Andy Knox from Bell Labs explains how to successfully bait rodent burrows.
Rodent control services produce some of the highest number of callbacks for pest managers, so a thorough inspection of the premises is essential to properly identify the species present and determine the control techniques to follow. One area to pay close attention to during an inspection, are harbourage areas where rodent burrows might be present. While typically associated with Norway rats, roof rats (the predominant rodent species in Australia), will often occupy burrows as well. Burrow baiting can be a very effective weapon in the war on rodents.
Where should I look for rodent burrows?
Rodent burrows are typically found along building foundations, in garden beds and in aerated or soft soil in lawns. Burrows are usually located within close range of food and water sources, so pay close attention to areas around the building. Roof rats can travel up to 400m from their harbourage sites, so a thorough inspection that begins outdoors and moves inside is critical in any account with a rodent infestation.
To determine if the burrow is active, look for rodent hair, droppings or signs of harbourage. The openings to burrows tend to be smooth and clear of vegetation if they are in frequent use.
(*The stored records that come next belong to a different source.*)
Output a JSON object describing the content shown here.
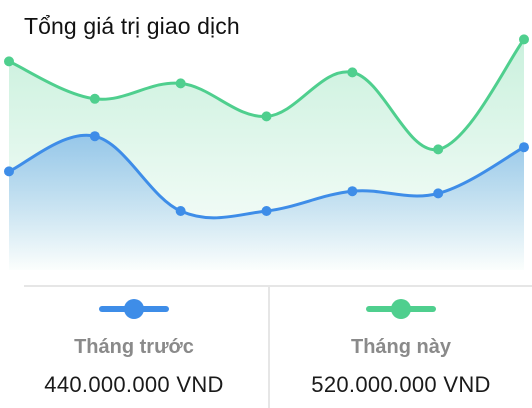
{
  "title": "Tổng giá trị giao dịch",
  "colors": {
    "previous": "#3e8de8",
    "current": "#4fcf8e",
    "label": "#8a8a8a",
    "value": "#1a1a1a"
  },
  "legend": {
    "previous": {
      "label": "Tháng trước",
      "value": "440.000.000 VND",
      "icon": "line-dot-icon"
    },
    "current": {
      "label": "Tháng này",
      "value": "520.000.000 VND",
      "icon": "line-dot-icon"
    }
  },
  "chart_data": {
    "type": "area",
    "title": "Tổng giá trị giao dịch",
    "x": [
      1,
      2,
      3,
      4,
      5,
      6,
      7
    ],
    "ylim": [
      0,
      100
    ],
    "grid": false,
    "series": [
      {
        "name": "Tháng này",
        "color": "#4fcf8e",
        "values": [
          88,
          71,
          78,
          63,
          83,
          48,
          98
        ]
      },
      {
        "name": "Tháng trước",
        "color": "#3e8de8",
        "values": [
          38,
          54,
          20,
          20,
          29,
          28,
          49
        ]
      }
    ]
  }
}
What can rodent burrows tell me?
Rodent burrows can be an important clue in determining the size of a rodent infestation. By first determining the infestation severity and high activity areas, pest managers will be more equipped to handle the infestation and choose appropriate baiting strategies. Thorough inspections followed by proper bait and trap placements will lead to a reduced number of callbacks.
To determine the size of a rodent infestation based on rodent burrows, try this simple equation:
Estimated of number of rodents =
(Number of active holes x 8) divided by 3
If there is lots of food nearby, assume 20% more rodents, if food is not readily available, assume 20% less rodents. For example, nine active burrow holes can mean there are 20 to 30 rodents at the site.
How do I bait the burrow?
After a thorough investigation reveals the species and level of activity around the site, the next step is to properly bait the burrow. Dropping a bait block or a sachet down a burrow will commonly lead to it reappearing – where you don’t want it! Pelleted bait such as Bell Laboratories’ Ditrac pellets is ideal for placing in burrows, as it appears to a rat to be similar to seeds or other small foodstuff that might blow into the hole. Ditrac contains the powerful active ingredient, brodifacoum. It is the strongest, single-feeding anticoagulant bait on the market today.
Ditrac rodenticide is manufactured from an advanced formulation that produces a fresh tasting, highly compressed pellet, noted for outstanding acceptance. The hard pellet satisfies the rodent’s desire to gnaw, reducing bait shyness amongst neophobic roof rats.
When applying bait into an active rodent burrow, it is important to remember that the bait must be placed at least 15cm into the burrow so non-target species cannot access it. Try using a long handled spoon or a funnel attached to a length of flexible hose to ensure this is done correctly.
Should I close the burrow entrance?
After bait is properly applied into a rodent burrow, it is important to not disrupt the rodent’s habits by closing entrance and exit holes with soil. If rodents find a closed burrow, they will avoid the area and the bait will not be consumed. Secondly, the soil may fall into the runway and contaminate the bait. Leave the burrow holes open until follow-up inspections then use pieces of crumpled up paper to loosely stop the holes – this again appears to the rodent like something that can be wind-blown, is easy to remove – and doesn’t contaminate the bait. If the paper stays in place, you have probably controlled that population, if it is removed, repeat the baiting process!
Ditrac rodenticide in action
Bell’s Ken Parry was recently called in to a tricky rodent job at a well-known sailing club in southeast Queensland. Rats were a major problem around the kitchens and refuse areas, and the local pest manager was struggling to gain control. Ken suggested that the company try Detex Blocks – a monitoring bait that is highly palatable and contains a luminescent dye that makes the rats faeces glow in the dark.
The Detex was placed in bait stations around the problem areas – and was taken up very quickly by the rats. An inspection at night, with a blacklight torch showed that the rodents were living in amongst the rocks of a nearby sea wall (main picture, above). Not only that, but it showed clearly which amongst the thousands of holes were the ones that the rats were using. From there it was a relatively simple task to bait appropriately, and a successful result was achieved.